Right now I'm very pressed for time, but I'm putting my test rig at
http://ricardo.ecn.wfu.edu/~cottrell/testing/test-gretl.tar.xz
so anyone can take a look. It exercises almost 20000 scripts; the
testing mechanism utilizes "make" and shell scripts. Each directory
contains "output" and "newout" subdirectories. The basic idea is that
"make" in a given directory will populate the "newout" directory with
output files, then run a "diff" on newout vs "output" (besides reporting
any failures). So "output" is supposed to contain "known good" results.
You can run everything by typing "make test-all" in the top-level
directory. This may take a while; it will produce a composite diff of
all new output against all previous output.
Anyone running this on their own system should first go into the "bin"
directory (under "test-gretl") and edit the file named "sitevars".
This setup still must be done/checked. Path to gretl and libgretl. After this, it should be fine for any (Linux) user.
Attached is a diff of my files vs Allin's.
(There are obvious differences in R and Octave because of missing libraries, and missing files, and applications)
My system is Linux CentOS 7.
I don't know if the "baseline" outputs do match the released 2016a (I suspect not).

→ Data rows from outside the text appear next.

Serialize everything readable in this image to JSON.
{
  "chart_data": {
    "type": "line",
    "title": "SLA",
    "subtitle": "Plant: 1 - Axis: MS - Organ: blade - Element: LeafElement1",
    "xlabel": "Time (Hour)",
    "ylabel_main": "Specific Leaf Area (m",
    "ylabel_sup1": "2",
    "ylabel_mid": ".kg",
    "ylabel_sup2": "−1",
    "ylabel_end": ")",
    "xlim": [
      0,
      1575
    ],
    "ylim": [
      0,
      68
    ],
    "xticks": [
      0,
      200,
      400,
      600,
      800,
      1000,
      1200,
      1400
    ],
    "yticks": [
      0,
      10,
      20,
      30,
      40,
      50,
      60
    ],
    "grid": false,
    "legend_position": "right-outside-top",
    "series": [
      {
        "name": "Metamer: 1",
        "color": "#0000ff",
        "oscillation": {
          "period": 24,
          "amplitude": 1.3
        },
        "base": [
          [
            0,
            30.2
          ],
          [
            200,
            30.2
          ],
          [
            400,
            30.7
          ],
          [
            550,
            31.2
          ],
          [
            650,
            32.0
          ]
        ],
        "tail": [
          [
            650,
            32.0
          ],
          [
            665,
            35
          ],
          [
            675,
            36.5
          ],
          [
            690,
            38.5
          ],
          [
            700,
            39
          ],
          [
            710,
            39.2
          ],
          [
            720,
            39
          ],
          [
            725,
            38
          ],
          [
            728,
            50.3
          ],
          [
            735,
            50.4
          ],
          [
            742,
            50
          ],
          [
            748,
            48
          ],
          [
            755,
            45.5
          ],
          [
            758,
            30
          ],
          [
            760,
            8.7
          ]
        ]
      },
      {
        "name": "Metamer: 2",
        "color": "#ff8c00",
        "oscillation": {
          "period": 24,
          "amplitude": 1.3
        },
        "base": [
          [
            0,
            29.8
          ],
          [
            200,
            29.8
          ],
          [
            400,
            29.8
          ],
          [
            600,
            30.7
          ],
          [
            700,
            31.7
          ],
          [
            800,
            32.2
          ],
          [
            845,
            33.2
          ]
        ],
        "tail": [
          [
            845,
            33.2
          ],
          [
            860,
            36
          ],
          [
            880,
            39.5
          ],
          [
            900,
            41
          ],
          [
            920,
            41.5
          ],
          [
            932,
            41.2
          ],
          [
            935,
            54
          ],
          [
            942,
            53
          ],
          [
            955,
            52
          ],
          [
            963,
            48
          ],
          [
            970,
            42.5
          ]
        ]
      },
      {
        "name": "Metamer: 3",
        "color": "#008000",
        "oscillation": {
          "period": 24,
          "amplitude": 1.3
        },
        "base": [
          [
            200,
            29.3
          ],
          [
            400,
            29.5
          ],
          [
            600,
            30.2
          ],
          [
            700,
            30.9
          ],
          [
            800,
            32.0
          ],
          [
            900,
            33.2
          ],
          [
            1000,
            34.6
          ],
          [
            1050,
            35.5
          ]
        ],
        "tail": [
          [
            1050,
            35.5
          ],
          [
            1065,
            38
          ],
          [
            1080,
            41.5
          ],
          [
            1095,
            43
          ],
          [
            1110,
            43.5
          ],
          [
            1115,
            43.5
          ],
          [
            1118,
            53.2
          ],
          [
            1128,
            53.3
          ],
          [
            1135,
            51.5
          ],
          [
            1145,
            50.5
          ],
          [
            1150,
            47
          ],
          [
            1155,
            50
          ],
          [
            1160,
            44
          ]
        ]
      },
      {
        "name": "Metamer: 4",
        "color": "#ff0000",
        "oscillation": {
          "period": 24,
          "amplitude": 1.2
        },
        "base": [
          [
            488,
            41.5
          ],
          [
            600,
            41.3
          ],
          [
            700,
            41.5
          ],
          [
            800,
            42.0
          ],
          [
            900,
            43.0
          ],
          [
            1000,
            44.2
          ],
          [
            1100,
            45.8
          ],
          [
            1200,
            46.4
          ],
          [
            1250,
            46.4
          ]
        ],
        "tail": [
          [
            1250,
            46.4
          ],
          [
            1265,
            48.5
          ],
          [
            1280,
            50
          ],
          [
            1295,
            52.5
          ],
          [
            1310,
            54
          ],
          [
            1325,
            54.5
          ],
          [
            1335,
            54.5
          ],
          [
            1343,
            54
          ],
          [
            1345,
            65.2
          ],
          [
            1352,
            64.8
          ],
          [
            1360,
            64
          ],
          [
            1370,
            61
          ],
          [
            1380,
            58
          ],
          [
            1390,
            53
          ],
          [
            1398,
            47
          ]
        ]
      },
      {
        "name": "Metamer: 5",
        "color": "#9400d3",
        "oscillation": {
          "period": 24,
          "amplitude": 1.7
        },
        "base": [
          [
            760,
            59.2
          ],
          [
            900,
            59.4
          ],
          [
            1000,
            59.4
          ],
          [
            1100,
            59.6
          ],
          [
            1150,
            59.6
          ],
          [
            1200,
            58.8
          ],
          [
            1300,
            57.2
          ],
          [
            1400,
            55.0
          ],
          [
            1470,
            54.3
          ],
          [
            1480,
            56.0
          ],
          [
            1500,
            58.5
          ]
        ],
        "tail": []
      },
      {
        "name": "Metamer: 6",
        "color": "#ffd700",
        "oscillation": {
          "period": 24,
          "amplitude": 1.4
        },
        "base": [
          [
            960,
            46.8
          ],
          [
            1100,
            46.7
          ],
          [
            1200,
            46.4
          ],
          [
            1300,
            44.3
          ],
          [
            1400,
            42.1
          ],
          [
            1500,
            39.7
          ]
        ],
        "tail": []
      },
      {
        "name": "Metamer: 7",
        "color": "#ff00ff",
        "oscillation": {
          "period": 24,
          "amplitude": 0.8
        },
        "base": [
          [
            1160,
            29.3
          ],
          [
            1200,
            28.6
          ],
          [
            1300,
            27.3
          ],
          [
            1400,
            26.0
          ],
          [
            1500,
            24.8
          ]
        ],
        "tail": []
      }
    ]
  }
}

These are the changes I have done:
Force running Gretl in English.
After Gretl "newout" has been created those files are edited, so that all user ($HOME and test-gretl) paths are replaced to simulate "output" original files.
TODO: Remove inconsistent paths, on Allin's original "output" files preparation (make new).
Try to not compare with "output", when applications are not installed (Stata, OX, ...)
Obtain system info (kind of benchmarking, or performance factoring)
Should we also do the NIST tests?
There is a test that creates two Gnuplot plots, maybe they should have output to PNG.
When I tested in Portuguese, there were warnings on strings max length (need tests for all languages).